American journalist and businesswoman

Paula Williams Madison (born 1953) is an American journalist, writer, businessperson, executive and a former NBCUniversal executive who is now CEO of a family investment group based in Chicago. On May 20, 2011, she retired from NBC after more than 35 years in the news media. She is currently the chairman and CEO of Madison Media Management LLC, a Los Angeles–based media consultancy company with global reach.

== Personal life ==
Madison grew up in Harlem with her brothers Elrick and Howard. Their mother, Nell Vera Lowe Williams, was a Jamaican immigrant and single parent.
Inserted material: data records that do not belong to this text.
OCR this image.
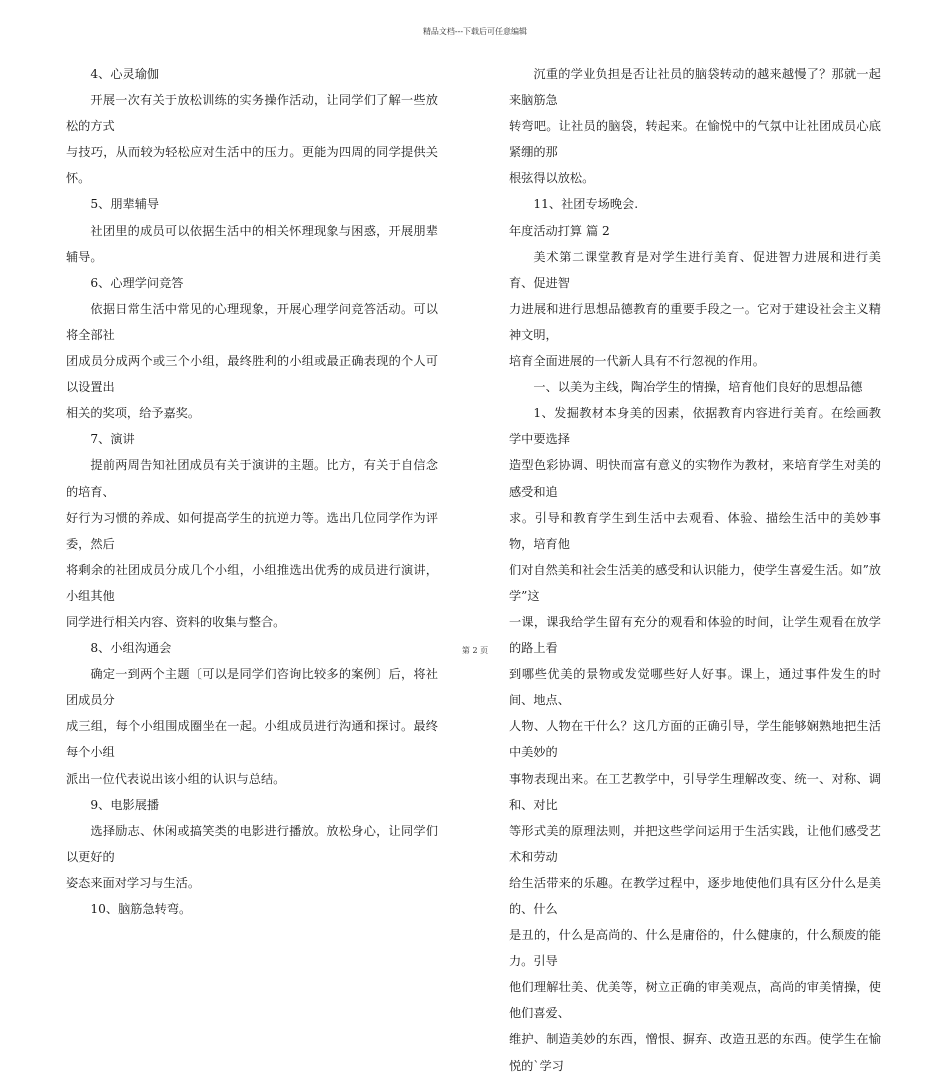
精品文档---下载后可任意编辑

4、心灵瑜伽

开展一次有关于放松训练的实务操作活动，让同学们了解一些放松的方式
与技巧，从而较为轻松应对生活中的压力。更能为四周的同学提供关怀。

5、朋辈辅导

社团里的成员可以依据生活中的相关怀理现象与困惑，开展朋辈辅导。

6、心理学问竞答

依据日常生活中常见的心理现象，开展心理学问竞答活动。可以将全部社
团成员分成两个或三个小组，最终胜利的小组或最正确表现的个人可以设置出
相关的奖项，给予嘉奖。

7、演讲

提前两周告知社团成员有关于演讲的主题。比方，有关于自信念的培育、
好行为习惯的养成、如何提高学生的抗逆力等。选出几位同学作为评委，然后
将剩余的社团成员分成几个小组，小组推选出优秀的成员进行演讲，小组其他
同学进行相关内容、资料的收集与整合。

8、小组沟通会

确定一到两个主题〔可以是同学们咨询比较多的案例〕后，将社团成员分
成三组，每个小组围成圈坐在一起。小组成员进行沟通和探讨。最终每个小组
派出一位代表说出该小组的认识与总结。

9、电影展播

选择励志、休闲或搞笑类的电影进行播放。放松身心，让同学们以更好的
姿态来面对学习与生活。

10、脑筋急转弯。

沉重的学业负担是否让社员的脑袋转动的越来越慢了？那就一起来脑筋急
转弯吧。让社员的脑袋，转起来。在愉悦中的气氛中让社团成员心底紧绷的那
根弦得以放松。

11、社团专场晚会.

年度活动打算 篇 2

美术第二课堂教育是对学生进行美育、促进智力进展和进行美育、促进智
力进展和进行思想品德教育的重要手段之一。它对于建设社会主义精神文明，
培育全面进展的一代新人具有不行忽视的作用。

一、以美为主线，陶冶学生的情操，培育他们良好的思想品德

1、发掘教材本身美的因素，依据教育内容进行美育。在绘画教学中要选择
造型色彩协调、明快而富有意义的实物作为教材，来培育学生对美的感受和追
求。引导和教育学生到生活中去观看、体验、描绘生活中的美妙事物，培育他
们对自然美和社会生活美的感受和认识能力，使学生喜爱生活。如”放学”这
一课，课我给学生留有充分的观看和体验的时间，让学生观看在放学的路上看
到哪些优美的景物或发觉哪些好人好事。课上，通过事件发生的时间、地点、
人物、人物在干什么？这几方面的正确引导，学生能够娴熟地把生活中美妙的
事物表现出来。在工艺教学中，引导学生理解改变、统一、对称、调和、对比
等形式美的原理法则，并把这些学问运用于生活实践，让他们感受艺术和劳动
给生活带来的乐趣。在教学过程中，逐步地使他们具有区分什么是美的、什么
是丑的，什么是高尚的、什么是庸俗的，什么健康的，什么颓废的能力。引导
他们理解壮美、优美等，树立正确的审美观点，高尚的审美情操，使他们喜爱、
维护、制造美妙的东西，憎恨、摒弃、改造丑恶的东西。使学生在愉悦的`学习

第 2 页
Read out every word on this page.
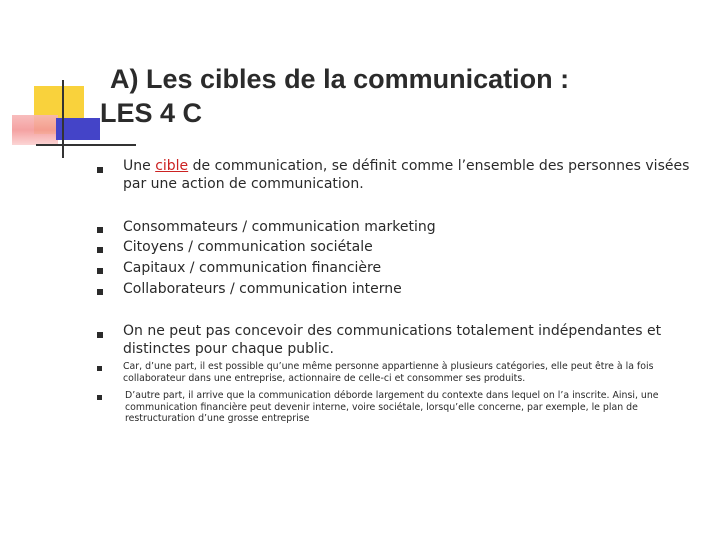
A) Les cibles de la communication :
LES 4 C
Une cible de communication, se définit comme l’ensemble des personnes visées par une action de communication.
Consommateurs / communication marketing
Citoyens / communication sociétale
Capitaux / communication financière
Collaborateurs / communication interne
On ne peut pas concevoir des communications totalement indépendantes et distinctes pour chaque public.
Car, d’une part, il est possible qu’une même personne appartienne à plusieurs catégories, elle peut être à la fois collaborateur dans une entreprise, actionnaire de celle-ci et consommer ses produits.
D’autre part, il arrive que la communication déborde largement du contexte dans lequel on l’a inscrite. Ainsi, une communication financière peut devenir interne, voire sociétale, lorsqu’elle concerne, par exemple, le plan de restructuration d’une grosse entreprise
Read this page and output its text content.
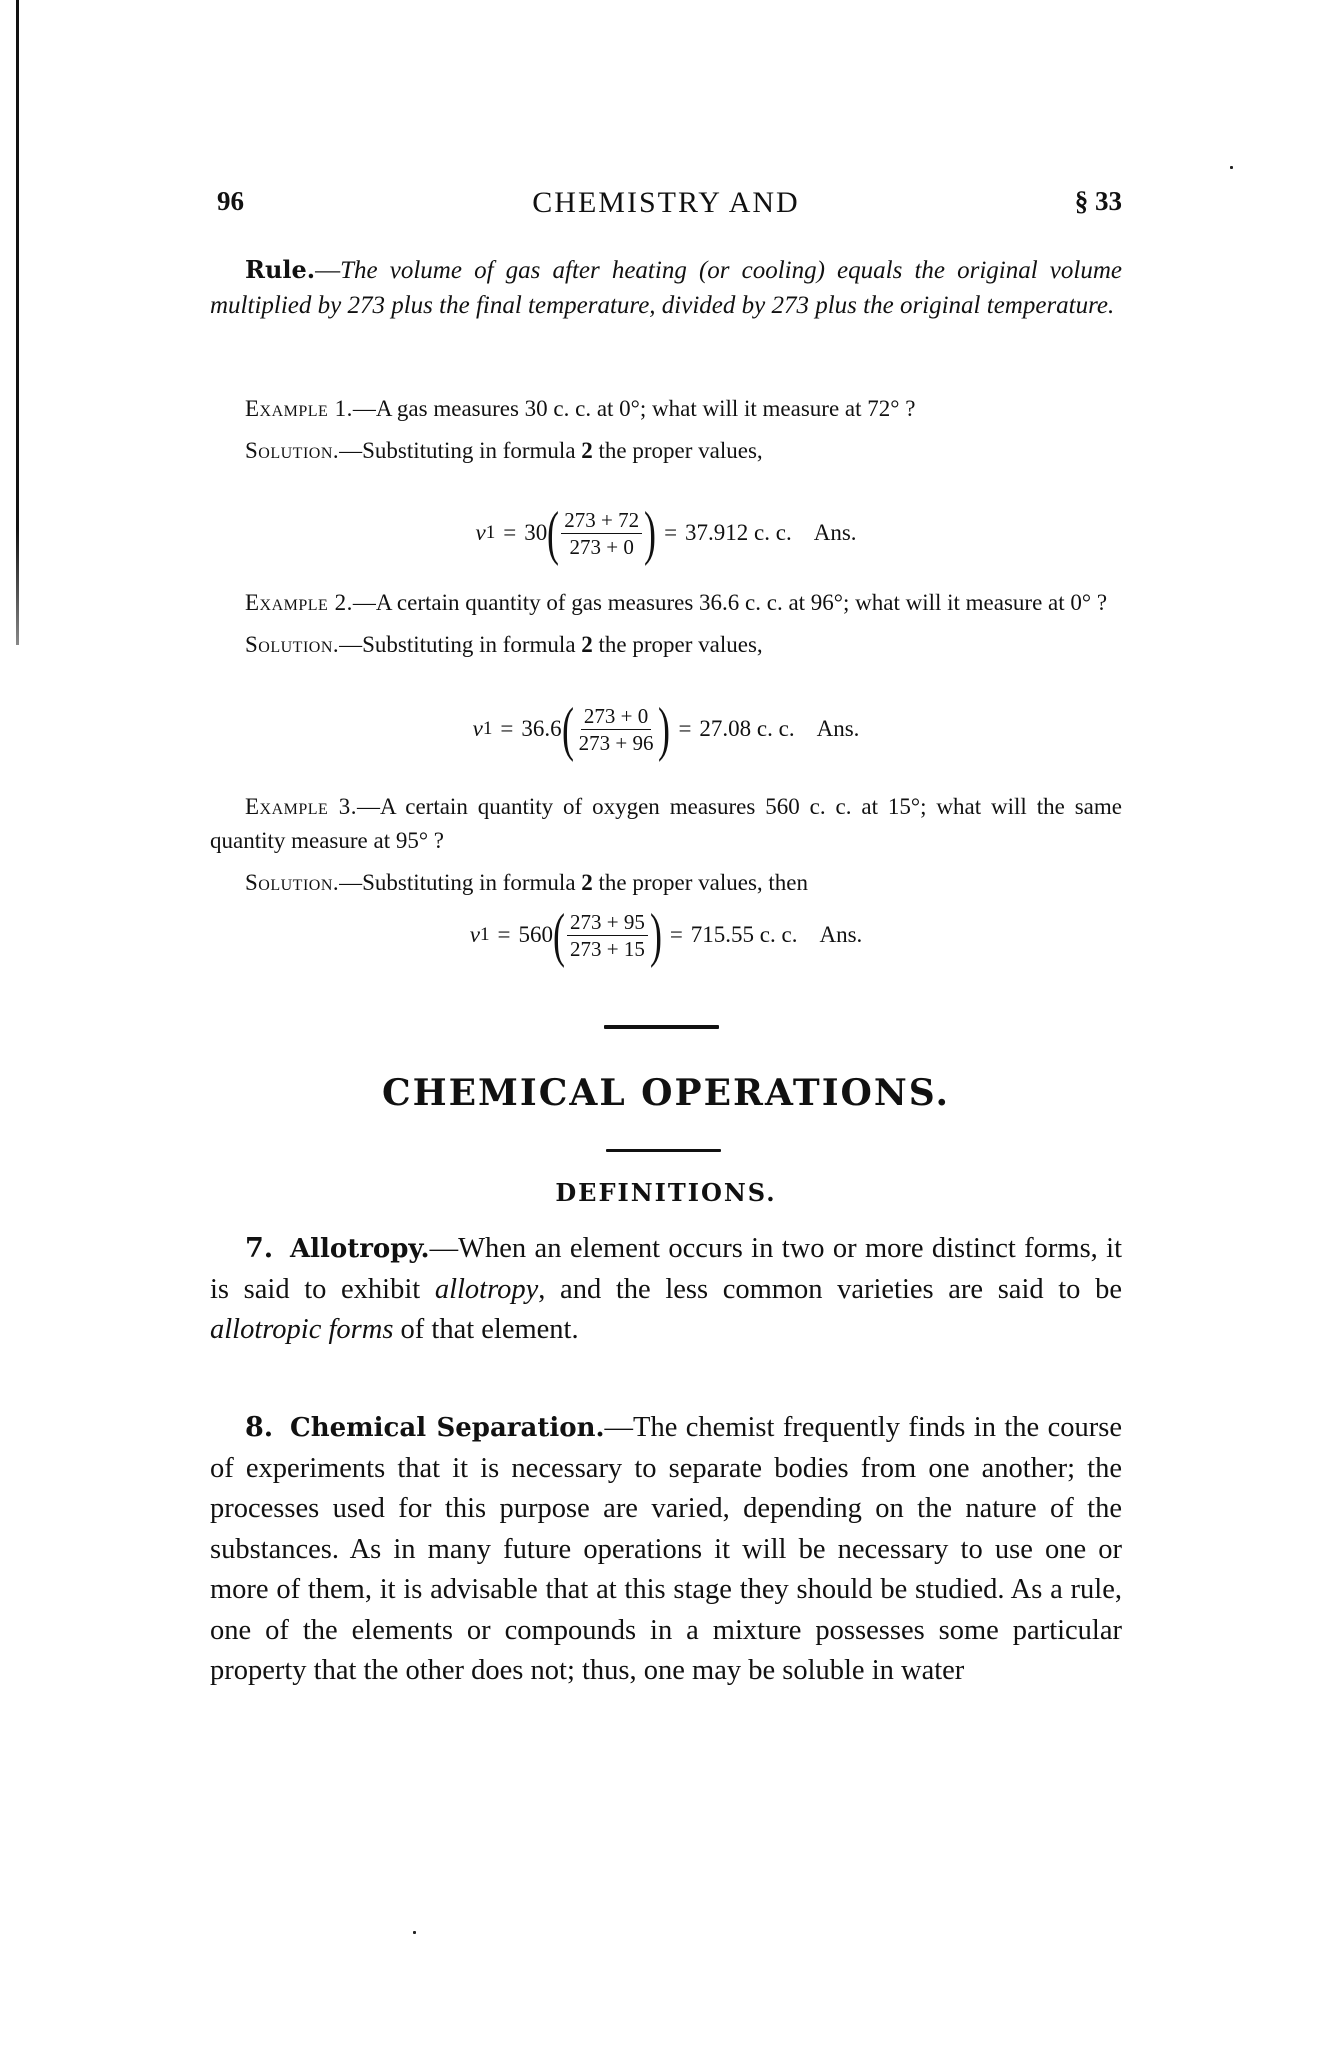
96	CHEMISTRY AND	§ 33

Rule.—The volume of gas after heating (or cooling) equals the original volume multiplied by 273 plus the final temperature, divided by 273 plus the original temperature.

Example 1.—A gas measures 30 c. c. at 0°; what will it measure at 72° ?

Solution.—Substituting in formula 2 the proper values,

v 1 = 30 ( $\frac{273 + 72}{273 + 0}$ ) = 37.912 c. c. Ans.

Example 2.—A certain quantity of gas measures 36.6 c. c. at 96°; what will it measure at 0° ?

Solution.—Substituting in formula 2 the proper values,

v 1 = 36.6 ( $\frac{273 + 0}{273 + 96}$ ) = 27.08 c. c. Ans.

Example 3.—A certain quantity of oxygen measures 560 c. c. at 15°; what will the same quantity measure at 95° ?

Solution.—Substituting in formula 2 the proper values, then

v 1 = 560 ( $\frac{273 + 95}{273 + 15}$ ) = 715.55 c. c. Ans.
CHEMICAL OPERATIONS.
DEFINITIONS.

7. Allotropy.—When an element occurs in two or more distinct forms, it is said to exhibit allotropy, and the less common varieties are said to be allotropic forms of that element.

8. Chemical Separation.—The chemist frequently finds in the course of experiments that it is necessary to separate bodies from one another; the processes used for this purpose are varied, depending on the nature of the substances. As in many future operations it will be necessary to use one or more of them, it is advisable that at this stage they should be studied. As a rule, one of the elements or compounds in a mixture possesses some particular property that the other does not; thus, one may be soluble in water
Madison and her brothers founded Williams Holdings, a real estate investment firm and later bought a majority share of The Africa Channel. The company also bought the Los Angeles Sparks, which they sold in 2014 to Magic Johnson.

Madison was named one of the "75 Most Powerful African Americans in Corporate America" by Black Enterprise magazine in 2005 and in 2014 as one of the Outstanding 50 Asian Americans in Business. She is of African and Hakka descent. In 2015, she wrote the book Finding Samuel Lowe: China, Jamaica, Harlem about her grandfather's life and travels and her own visit to Guangdong. She began research for the book shortly after retiring from NBC.

In 2015, Madison was recognized by East West Players for her contributions to the Asian American community, in particular for her documentary Finding Samuel Lowe: From Harlem to China, which chronicled the journey she and her brothers went on to rediscover their estranged father's side of the family.